Most mothers worry at some point that they are not producing enough milk. A delay in the time when milk "comes in" sometimes occurs when mothers are dealing with certain health conditions.

Do not wait to get help if milk production is ever a concern. The sooner you intervene, the better. Contact Beaumont's Breastfeeding Support Service and ask for a certified lactation consultant (IBCLC). You should also call your health care provider to help you figure out whether you have a problem that is affecting milk production. Together, you should be able to identify steps to correct or treat any problems.

Infrequent or insufficient breastfeeding (milk removal) is the most common reason for a delay in milk “coming in.” It is also a cause of insufficient breast milk production and for a drop in production. You should always review and take note of the number and length of breast feedings if you are concerned about your milk production.

Some mothers have a health condition that may temporarily delay the large increase in milk production usually seen between three to five days following birth. These mothers do not begin to obtain large amounts of milk until 7 to 14 days after giving birth. If this happens to you, do not feel discouraged. Continue to breastfeed frequently even if you also must give your baby a breast milk substitute for a few days.

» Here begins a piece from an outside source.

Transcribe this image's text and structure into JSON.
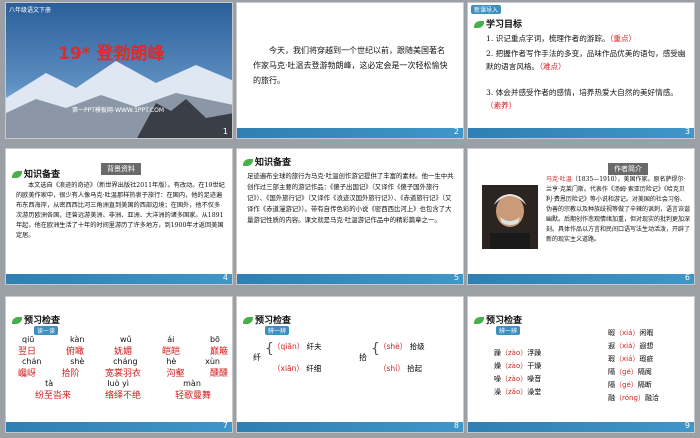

Research has yet to discover whether the cause for a delay in increased milk production is due to a health-, pregnancy-, or birth-related condition itself; certain medical treatments for such conditions; or a delay in frequent breastfeeding that often occurs with such conditions. Some of the conditions, and treatments, that experts think may contribute to a delay include:

  • severe stress
  • postpartum hemorrhage
  • retained placenta fragments
  • infection or illness with fever
  • thyroid conditions

If you have any concerns about milk production, call your health care provider.